Angelique Kerber watched as the ball skidded off the sideline, flew past her, and landed with a thud against the green tarp at the back of Centre Court. Then she rolled her eyes at the sky and threw her right hand up in exasperation.
This is the type of gesture that tennis players make when a ball takes a bad bounce, or hits the top of the net and falls on their side of the court, or gets blown off course by the wind. It’s a gesture of futility, a protest against fate, a hopeless objection aimed at a higher power that they know they can’t control or change. Which is why Kerber’s stare up at the sky made perfect sense. She wasn’t protesting an act of god, exactly. She was protesting the closest thing that tennis has to it at the moment: The Serena Williams serve.
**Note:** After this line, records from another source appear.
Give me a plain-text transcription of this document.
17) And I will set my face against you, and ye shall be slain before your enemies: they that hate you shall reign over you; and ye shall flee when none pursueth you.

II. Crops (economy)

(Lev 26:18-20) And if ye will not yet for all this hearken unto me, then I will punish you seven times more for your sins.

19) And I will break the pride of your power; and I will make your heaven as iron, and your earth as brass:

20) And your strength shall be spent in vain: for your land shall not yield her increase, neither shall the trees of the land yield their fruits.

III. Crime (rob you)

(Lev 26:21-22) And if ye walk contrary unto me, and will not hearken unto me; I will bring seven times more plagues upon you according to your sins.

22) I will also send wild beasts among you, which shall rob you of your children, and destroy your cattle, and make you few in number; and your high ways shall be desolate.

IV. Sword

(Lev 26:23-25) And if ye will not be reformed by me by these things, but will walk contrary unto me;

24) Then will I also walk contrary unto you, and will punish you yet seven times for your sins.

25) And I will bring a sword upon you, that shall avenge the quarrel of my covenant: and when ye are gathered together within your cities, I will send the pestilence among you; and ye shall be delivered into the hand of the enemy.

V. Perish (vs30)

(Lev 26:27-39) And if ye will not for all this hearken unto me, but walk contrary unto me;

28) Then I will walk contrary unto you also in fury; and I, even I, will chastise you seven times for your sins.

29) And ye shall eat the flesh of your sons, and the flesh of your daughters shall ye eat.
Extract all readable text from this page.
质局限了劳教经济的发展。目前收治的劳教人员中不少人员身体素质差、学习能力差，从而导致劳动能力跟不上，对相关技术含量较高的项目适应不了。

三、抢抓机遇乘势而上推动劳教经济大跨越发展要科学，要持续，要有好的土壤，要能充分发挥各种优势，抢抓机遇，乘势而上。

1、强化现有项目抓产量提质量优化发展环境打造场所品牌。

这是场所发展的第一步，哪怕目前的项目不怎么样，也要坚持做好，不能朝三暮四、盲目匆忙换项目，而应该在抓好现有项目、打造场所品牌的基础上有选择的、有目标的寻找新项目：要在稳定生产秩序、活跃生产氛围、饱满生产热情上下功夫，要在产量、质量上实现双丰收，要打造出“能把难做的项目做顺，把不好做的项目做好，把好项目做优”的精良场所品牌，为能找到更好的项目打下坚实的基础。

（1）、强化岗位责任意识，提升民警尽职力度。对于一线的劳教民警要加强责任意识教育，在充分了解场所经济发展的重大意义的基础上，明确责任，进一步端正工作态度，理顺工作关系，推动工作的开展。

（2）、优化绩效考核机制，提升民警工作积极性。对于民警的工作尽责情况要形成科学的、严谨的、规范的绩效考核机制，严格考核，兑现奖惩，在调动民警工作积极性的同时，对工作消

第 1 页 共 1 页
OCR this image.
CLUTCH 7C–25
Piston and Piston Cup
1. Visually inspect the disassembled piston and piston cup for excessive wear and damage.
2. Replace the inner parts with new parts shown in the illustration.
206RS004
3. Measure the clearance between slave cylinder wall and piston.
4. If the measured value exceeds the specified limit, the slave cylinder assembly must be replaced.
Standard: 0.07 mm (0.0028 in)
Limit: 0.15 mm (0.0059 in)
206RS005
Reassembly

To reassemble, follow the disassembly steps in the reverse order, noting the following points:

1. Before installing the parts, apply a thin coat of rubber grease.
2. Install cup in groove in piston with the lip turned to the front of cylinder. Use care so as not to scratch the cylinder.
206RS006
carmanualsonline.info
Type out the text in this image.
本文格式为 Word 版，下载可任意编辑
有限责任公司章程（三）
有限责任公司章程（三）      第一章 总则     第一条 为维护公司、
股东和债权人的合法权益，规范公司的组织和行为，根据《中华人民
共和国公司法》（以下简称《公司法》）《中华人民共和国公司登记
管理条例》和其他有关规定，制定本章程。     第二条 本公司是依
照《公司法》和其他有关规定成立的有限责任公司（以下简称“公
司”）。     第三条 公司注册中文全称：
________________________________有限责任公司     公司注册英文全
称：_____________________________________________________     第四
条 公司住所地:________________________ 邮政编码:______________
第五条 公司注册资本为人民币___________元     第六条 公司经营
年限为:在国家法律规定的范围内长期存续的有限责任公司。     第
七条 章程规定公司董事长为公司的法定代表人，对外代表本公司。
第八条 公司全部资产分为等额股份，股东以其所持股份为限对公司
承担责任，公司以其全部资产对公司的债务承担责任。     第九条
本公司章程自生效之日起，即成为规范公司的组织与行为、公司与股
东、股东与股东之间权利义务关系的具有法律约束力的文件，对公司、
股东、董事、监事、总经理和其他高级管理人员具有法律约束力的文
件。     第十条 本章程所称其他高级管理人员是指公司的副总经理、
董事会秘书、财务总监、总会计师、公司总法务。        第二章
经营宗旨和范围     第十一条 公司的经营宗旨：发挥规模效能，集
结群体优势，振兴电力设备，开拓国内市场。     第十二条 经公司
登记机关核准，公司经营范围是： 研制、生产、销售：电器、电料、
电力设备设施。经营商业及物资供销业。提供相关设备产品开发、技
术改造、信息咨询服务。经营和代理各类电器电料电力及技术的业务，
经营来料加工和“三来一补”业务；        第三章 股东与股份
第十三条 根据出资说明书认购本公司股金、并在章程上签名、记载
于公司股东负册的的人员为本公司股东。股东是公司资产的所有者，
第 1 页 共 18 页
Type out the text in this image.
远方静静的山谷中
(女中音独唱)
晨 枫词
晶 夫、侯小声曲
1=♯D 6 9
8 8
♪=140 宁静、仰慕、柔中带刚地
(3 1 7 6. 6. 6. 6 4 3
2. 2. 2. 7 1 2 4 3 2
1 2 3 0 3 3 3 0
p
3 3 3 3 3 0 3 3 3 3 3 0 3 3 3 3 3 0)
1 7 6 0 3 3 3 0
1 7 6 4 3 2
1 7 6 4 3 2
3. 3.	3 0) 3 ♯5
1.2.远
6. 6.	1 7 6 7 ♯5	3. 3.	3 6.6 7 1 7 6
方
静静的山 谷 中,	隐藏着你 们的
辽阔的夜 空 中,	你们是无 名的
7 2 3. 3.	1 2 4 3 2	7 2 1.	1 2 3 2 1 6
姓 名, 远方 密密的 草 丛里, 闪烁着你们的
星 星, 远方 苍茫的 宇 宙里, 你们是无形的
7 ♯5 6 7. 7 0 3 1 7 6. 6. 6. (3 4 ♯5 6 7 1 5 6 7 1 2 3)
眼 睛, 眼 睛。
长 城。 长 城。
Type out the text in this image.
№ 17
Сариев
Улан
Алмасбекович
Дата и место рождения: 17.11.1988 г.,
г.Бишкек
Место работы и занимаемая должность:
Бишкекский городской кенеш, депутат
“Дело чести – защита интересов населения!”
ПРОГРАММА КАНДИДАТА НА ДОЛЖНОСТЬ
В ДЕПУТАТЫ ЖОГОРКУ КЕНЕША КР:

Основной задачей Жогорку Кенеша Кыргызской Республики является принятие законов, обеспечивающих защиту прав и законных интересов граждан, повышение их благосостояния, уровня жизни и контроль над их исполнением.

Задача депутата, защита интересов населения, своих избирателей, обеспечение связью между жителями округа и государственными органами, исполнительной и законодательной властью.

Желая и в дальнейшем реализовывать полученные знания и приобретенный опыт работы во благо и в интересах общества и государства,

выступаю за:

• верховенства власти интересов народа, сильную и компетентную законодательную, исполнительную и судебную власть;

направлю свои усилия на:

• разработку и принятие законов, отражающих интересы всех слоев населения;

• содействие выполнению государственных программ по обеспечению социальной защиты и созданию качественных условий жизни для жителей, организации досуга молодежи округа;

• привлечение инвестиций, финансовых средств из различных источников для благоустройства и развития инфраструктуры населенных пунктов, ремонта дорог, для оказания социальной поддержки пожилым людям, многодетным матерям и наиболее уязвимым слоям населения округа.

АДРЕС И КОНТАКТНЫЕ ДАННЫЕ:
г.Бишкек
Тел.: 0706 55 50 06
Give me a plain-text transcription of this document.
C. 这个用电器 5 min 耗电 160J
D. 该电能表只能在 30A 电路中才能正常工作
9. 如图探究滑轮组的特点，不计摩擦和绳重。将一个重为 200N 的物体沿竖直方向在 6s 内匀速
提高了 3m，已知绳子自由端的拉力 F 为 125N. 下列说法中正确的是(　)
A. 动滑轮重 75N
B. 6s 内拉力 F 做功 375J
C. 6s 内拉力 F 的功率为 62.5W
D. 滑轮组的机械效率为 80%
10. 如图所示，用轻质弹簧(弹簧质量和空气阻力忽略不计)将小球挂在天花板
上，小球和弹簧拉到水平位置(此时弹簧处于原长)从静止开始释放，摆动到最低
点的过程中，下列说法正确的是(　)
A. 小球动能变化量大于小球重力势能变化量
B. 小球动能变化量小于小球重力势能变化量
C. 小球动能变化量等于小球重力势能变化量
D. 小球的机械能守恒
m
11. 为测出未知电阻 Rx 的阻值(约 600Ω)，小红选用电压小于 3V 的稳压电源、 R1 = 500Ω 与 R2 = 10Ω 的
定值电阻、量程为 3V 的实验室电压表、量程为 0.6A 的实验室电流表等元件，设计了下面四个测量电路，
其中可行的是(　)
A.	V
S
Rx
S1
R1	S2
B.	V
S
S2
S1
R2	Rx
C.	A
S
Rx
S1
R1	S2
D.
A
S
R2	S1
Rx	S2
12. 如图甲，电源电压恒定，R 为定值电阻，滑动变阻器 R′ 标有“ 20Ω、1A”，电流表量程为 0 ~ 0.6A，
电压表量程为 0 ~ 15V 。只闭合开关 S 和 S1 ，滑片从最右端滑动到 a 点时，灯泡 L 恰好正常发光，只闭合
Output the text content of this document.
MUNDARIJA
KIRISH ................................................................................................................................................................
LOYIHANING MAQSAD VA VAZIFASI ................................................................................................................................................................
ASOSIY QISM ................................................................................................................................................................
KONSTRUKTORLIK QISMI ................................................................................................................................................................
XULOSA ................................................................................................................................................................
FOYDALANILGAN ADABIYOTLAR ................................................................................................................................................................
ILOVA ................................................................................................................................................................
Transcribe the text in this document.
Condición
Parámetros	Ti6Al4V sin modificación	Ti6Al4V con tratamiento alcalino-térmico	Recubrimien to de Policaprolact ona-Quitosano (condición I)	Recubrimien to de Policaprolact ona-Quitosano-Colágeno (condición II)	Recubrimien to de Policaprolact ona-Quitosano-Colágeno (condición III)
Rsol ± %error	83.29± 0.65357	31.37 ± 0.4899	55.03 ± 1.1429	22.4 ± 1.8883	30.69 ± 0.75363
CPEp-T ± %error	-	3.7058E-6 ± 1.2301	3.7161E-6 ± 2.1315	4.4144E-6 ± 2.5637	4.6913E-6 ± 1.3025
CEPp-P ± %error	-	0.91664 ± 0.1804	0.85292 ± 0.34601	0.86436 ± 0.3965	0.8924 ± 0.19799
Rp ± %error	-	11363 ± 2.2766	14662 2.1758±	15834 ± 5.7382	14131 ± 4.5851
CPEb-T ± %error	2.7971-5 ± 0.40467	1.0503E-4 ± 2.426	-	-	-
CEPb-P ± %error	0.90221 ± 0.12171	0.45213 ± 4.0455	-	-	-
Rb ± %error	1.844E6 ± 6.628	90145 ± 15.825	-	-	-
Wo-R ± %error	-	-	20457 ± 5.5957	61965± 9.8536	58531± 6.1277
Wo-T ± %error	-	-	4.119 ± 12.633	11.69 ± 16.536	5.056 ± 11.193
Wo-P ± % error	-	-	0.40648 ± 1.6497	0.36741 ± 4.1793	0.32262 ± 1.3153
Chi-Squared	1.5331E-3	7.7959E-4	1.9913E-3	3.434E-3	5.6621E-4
In this case that serve had just wiped away—in the time it takes a ball traveling 115 M.P.H. to cross a net—the only break point that Kerber would have all day. The score was 3-3 in the second set, and the German had worked for more than an hour, and through nine of Williams’ service games, to put herself in this position.
While she had lost the first set, Kerber had played some excellent and characteristically stubborn tennis. She had moved Serena around the court with her forehand, and kept the world No. 1 at bay on the baseline. At 2-3, Kerber had held serve by winning a long, frantic, crowd-pleasing rally, in which both women had criss-crossed the court more than once. When Serena double faulted early in the next game, it looked like the match was about to swing in Kerber’s direction. That is, until Serena swung it back in her direction with that ace on the sideline.
According to her, it really was an Act of Serena; she needed a perfect serve, so she hit it.